Bolton Family

A Brief Outline of the Life of Ethel Stanwood Bolton by Meredith Marcinkewicz

Mrs. Ethel Stanwood Bolton was an artist, author and antiquarian, well known in Shirley, Fitchburg, and Boston.   Mrs. Bolton died 45 years ago, but her work on the early history of Shirley is still the first reference for many researchers.

Mrs. Bolton was born in Boston in 1873. The daughter of a newspaper editor, Mrs. Bolton graduated from Wellesley College in 1894 and was married in 1897 to Charles Knowles Bolton, an historian and author who was the son of two writers.  It must have been natural for Ethel to continue writing throughout her life.  When Charles and Ethel moved from Boston to the old brick house on Center Road in Shirley, at the turn of the last century, Ethel began writing a book about the hip roofed house and her experiences in making it a suitable place to raise young children.  By 1905 their house was featured on the cover of Suburban Country Life. What started off as a summer residence later became a year round home.

While Charles was working as Librarian of the Boston Athenaeum, Ethel was serving as Registrar for the Massachusetts Society of the Colonial Dames and writing books about colonial samplers and the early American techniques of making portraits out of wax.  While Charles was becoming one of the first Presidents of the Society for the Preservation of New England Antiquities, Ethel was copying cemetery inscriptions from the old cemetery in Shirley Center and transcribing the diary of an 18th century farmer named James Parker.  Both of these were later printed in the New England Genealogical Register and the diary formed the basis for a chapter in what was to become Ethel’s History of Shirley, Upland and Intervales.

At various times in her literary and political career, Mrs.

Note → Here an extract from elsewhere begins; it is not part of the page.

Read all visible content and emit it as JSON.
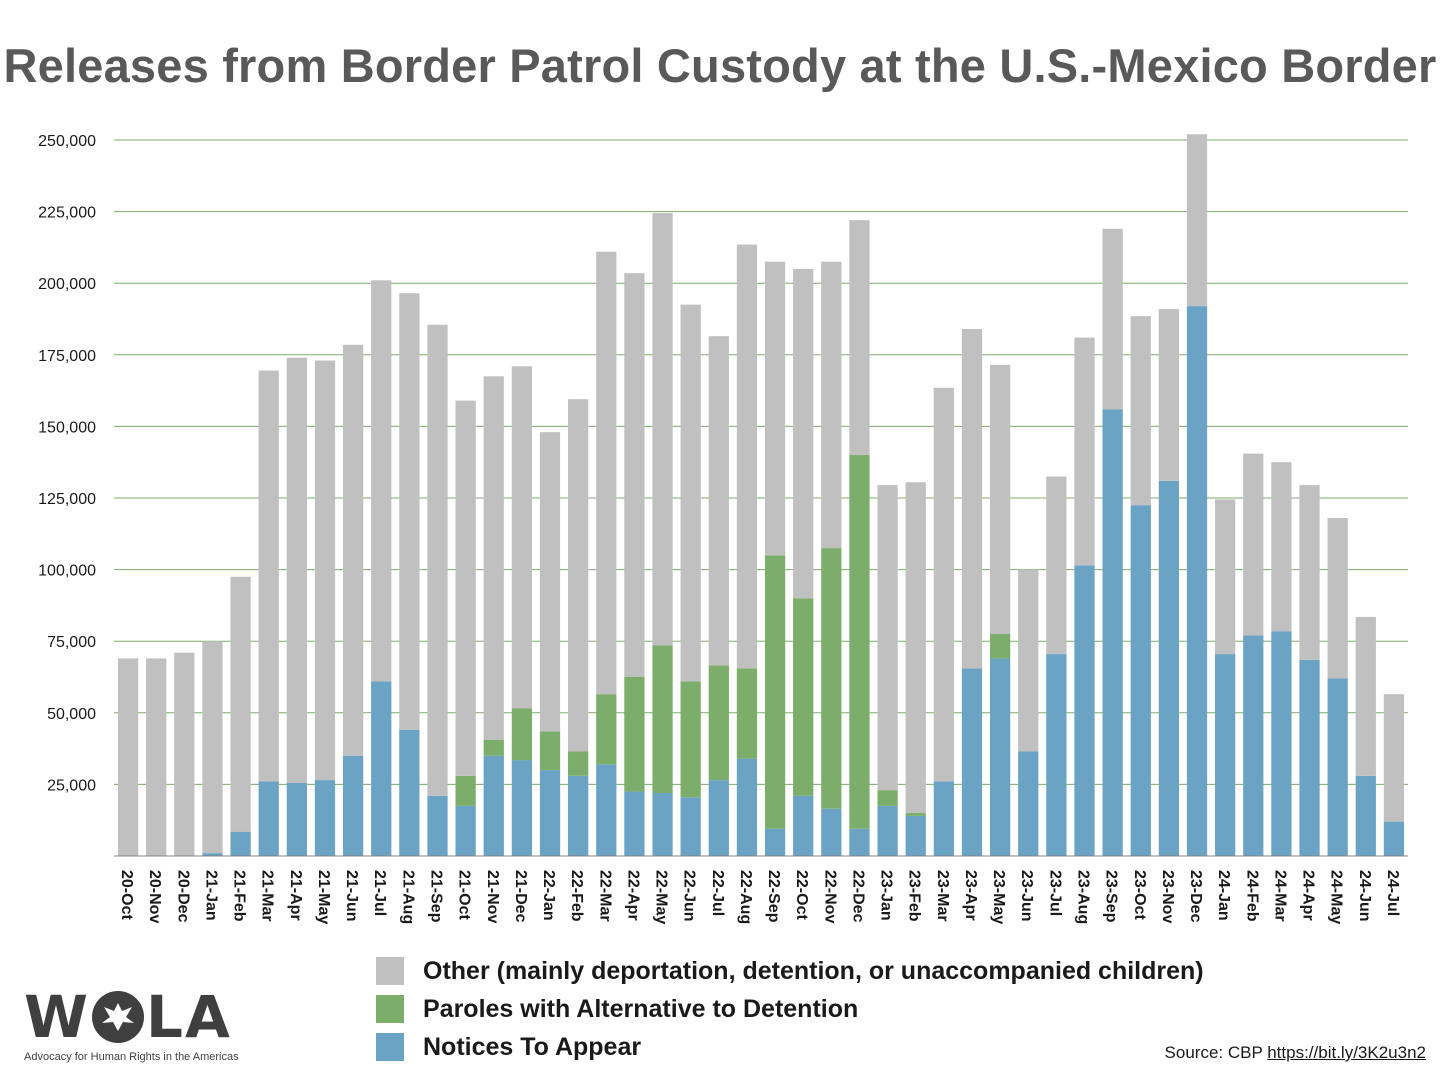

Bolton belonged to the Book-in-Hand Club, the Altrurian Club, the Groton District Women’s Republican Club, the Taxpayers’ Association of Shirley, the Groton Garden Club, the New England Club of Fitchburg, the Fitchburg-Wellesley Club and the Women’s Republican Club of Boston.   She was also one of the first women to vote in Shirley after the passage of the 19th amendment.

Mr. and Mrs. Bolton were early collectors of Shaker furniture and crafts and also loved to visit estate sales to pick up bargains.  In 1912 they hosted an Open House, at their home in Shirley, for the members of SPNEA.  They were two of the first members of Trinity Chapel in Shirley Center, and enjoyed having company over to Sunday tea after worship.

With all this information, less is known about Mrs. Bolton’s artistic tendencies.  We do not know if she had any formal art training.  Someone once said that she did woodcuts, but the pictures we see in her books are really pen and ink sketches.  In 1899 Mrs. Bolton published the History of the Stanwood Family, but did not include any of her own sketches.  In 1910  Scotch Irish Pioneers, by Charles K Bolton, was illustrated by Ethel Bolton, with maps, ships,  and Irish village views,   This may have been the first time her illustrations were published.
 
In 1914  Shirley Uplands and Intervales, written and illustrated by Mrs. Bolton, gave anecdotes of Shirley history, genealogical information, and the history of many of Shirley’s older homes.  Mrs. Bolton took new photos and used old glass negatives as models for her sketches of the homes.

In 1927 Mr. Bolton published his book American Armory .   He does not credit his wife with the illustrations, but they look like they could have been hers.   In 1929 C. K. Bolton published The Real Founders of New England, with maps and coastal scenes drawn by Ethel.   The Shirley Historical Society has a copy of this book as well as some of the original sketches.

In 1931, Mrs. Bolton illustrated the New Year’s letter of the rector of the  Old North Church in Boston.  In 1935, she illustrated her husbands latest book, Terra Nova, The Northeast Coast Before 1602.

There were many Christmas greetings featuring sketches of various of churches around old England and New England, of course including Trinity Chapel and the First Parish Meetinghouse.

Margaret Frasier, of Ayer,  has a Dodge family coat of arms that was drawn by Mrs. Bolton. We don’t know how many other samples of her work may be in the back parlors of Shirley homes, but we do appreciate all that was done by Mrs. Ethel Bolton to preserve these views of Shirley history.